For transit systems that truly prioritize buses, the best examples are still found internationally, especially in South American cities like Curitiba, Braziland Bogotá Colombia, which invented and popularized BRT lines that repurposed freeway lanes with iconic station designs for long, colorful buses that pass every few minutes. While some BRT-only cities have ridership numbers that rival comparable rail networks, even cities with metros can benefit. In Guangzhou, China, a well-planned BRT system that serves almost a million passengers a day reduces traffic congestion by 29% simply by creating better connections to the existing rail system. Bush’s policy team worked with the Institute for Transportation and Development Policy, which has developed global standards for BRT systems, to craft the bill around key elements of these and other successful BRT systems. Items eligible for funding include features that enhance the bus ride experience – train-like stations with plenty of seating and shelter, boarding platforms, ticketing kiosks located outside the bus – as well as infrastructural improvements, like split lanes that allow buses to steal past traffic, keeping them on schedule. New buses purchased must be electric, in the same way federal grants are currently electrifying fleets, eliminating emissions. Also included are improvements to adjacent pedestrian and cycling infrastructure.

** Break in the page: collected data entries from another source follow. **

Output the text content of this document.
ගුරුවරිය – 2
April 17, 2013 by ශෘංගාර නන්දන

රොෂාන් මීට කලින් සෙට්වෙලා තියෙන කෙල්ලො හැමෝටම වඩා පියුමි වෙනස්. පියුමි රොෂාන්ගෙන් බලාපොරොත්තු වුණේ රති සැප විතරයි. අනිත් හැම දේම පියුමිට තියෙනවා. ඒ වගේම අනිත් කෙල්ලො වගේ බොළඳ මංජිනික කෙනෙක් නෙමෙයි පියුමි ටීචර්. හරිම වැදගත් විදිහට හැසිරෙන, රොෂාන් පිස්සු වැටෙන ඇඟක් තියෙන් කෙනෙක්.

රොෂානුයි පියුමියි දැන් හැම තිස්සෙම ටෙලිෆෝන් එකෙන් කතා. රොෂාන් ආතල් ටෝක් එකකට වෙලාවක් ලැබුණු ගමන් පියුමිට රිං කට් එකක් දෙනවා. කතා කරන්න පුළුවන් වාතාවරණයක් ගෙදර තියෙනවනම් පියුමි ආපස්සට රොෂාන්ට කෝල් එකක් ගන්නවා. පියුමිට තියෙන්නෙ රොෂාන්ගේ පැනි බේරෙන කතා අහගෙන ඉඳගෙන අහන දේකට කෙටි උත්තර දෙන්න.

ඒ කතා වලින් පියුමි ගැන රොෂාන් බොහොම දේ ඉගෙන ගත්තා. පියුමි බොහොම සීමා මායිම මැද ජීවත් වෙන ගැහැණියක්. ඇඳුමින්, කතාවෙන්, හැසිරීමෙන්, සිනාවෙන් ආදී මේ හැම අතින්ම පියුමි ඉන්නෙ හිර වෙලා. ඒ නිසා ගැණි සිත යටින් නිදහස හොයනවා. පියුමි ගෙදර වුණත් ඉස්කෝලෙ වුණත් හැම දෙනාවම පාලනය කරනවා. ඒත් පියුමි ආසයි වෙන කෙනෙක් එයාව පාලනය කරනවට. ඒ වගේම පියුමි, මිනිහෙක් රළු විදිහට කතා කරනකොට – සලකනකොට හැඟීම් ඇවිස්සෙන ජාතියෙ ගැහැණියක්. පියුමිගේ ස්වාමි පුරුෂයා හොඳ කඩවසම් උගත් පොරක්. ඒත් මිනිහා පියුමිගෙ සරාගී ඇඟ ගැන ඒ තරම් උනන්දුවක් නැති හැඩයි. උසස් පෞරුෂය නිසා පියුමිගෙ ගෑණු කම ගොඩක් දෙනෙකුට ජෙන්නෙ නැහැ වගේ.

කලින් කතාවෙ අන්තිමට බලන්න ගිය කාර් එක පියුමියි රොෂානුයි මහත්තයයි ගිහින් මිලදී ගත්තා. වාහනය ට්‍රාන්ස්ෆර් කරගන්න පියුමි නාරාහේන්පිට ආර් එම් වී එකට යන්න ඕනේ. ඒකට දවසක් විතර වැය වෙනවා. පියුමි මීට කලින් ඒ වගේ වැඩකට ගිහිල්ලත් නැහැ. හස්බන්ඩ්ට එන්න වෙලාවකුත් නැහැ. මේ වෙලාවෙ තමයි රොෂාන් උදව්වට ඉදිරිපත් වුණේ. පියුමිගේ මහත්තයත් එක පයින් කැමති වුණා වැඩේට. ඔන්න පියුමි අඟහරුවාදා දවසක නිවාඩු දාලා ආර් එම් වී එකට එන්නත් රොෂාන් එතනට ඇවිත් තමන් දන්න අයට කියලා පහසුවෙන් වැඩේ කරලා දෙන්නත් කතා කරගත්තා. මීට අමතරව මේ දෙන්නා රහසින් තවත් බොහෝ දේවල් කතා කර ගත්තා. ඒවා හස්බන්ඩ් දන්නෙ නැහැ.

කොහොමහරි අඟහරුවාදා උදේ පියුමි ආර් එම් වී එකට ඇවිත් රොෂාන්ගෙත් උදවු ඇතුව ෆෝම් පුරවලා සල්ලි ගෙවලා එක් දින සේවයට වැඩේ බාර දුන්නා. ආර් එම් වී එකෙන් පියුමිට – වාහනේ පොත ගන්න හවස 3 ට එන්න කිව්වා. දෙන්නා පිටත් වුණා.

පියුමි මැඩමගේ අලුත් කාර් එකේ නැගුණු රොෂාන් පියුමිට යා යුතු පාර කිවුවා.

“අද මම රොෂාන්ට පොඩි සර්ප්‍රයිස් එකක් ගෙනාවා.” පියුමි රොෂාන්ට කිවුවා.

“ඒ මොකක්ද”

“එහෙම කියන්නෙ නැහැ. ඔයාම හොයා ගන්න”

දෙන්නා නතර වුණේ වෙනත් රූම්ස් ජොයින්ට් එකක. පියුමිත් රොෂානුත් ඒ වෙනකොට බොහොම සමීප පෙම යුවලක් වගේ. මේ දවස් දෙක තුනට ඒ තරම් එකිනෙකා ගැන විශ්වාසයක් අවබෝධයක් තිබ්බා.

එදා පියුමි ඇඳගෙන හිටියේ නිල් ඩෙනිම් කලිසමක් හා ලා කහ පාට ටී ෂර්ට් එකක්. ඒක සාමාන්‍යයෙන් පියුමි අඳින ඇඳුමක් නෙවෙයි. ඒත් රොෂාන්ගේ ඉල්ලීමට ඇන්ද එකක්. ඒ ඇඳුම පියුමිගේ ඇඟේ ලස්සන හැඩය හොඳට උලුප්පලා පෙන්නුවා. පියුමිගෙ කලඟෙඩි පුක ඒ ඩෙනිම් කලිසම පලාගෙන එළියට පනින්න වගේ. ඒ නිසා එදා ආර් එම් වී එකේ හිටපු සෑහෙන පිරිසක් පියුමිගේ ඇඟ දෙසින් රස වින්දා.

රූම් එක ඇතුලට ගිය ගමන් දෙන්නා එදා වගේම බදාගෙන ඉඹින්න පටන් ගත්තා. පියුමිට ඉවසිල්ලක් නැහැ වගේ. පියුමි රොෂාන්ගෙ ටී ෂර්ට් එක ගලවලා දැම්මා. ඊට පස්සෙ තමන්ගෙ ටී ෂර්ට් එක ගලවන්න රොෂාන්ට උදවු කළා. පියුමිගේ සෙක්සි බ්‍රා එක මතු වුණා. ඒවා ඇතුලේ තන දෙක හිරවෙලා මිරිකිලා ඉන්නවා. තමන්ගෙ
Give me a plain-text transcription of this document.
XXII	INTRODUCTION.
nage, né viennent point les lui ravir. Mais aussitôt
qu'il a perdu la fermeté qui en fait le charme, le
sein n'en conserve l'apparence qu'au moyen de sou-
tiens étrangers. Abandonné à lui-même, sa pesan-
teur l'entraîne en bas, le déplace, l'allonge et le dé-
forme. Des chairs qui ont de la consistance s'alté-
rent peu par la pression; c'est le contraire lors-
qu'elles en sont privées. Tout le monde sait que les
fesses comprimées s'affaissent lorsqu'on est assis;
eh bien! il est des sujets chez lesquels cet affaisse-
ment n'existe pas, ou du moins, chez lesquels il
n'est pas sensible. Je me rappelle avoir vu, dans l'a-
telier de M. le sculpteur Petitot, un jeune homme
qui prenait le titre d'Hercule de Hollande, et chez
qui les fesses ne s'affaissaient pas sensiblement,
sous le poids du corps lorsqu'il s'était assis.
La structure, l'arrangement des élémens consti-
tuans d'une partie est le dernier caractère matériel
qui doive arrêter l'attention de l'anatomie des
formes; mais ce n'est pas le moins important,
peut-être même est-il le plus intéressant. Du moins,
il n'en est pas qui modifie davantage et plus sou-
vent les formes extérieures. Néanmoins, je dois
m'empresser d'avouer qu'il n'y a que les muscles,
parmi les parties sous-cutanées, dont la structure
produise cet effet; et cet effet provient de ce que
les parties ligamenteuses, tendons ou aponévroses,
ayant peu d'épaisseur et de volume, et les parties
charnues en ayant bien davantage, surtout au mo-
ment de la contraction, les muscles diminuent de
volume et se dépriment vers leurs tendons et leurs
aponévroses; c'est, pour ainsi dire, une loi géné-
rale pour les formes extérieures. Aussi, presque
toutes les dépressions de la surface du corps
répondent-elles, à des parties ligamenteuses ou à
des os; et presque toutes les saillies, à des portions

A boost for BRT would also help transit agencies struggling to recover from the pandemic. Since dropping to 20% in March 2020, national transit ridership is now 67% of pre-pandemic numbers, according to to data from the American Public Transportation Association. Many major city agencies, including the MTA, are having trouble retrieving their numbers. But bus ridership has rebounded much faster than rail ridership and remains higher to this day, which transit advocates have attributed to buses serving more people without access to a vehicle who depend public transport to get to work or school. And it is not because the traffic has recovered that the service has necessarily been restored. Transit agencies, which do not receive the same federal support as other transportation investments such as highways, have struggled with budget shortfalls and labor shortages that have affected the frequency. (Lately the MTA and NYCT Bus Twitter accounts are basically a endless stream of service delay announcements.) Buses bear the brunt of any transit service cut because, on top of everything else, they are also stuck in traffic, torpedoing their reliability. While rail passengers may never return in the same numbers as before, bus riders return — often because, like Bush’s childhood trips to see his grandmother, they have no choice. They shouldn’t have to wait.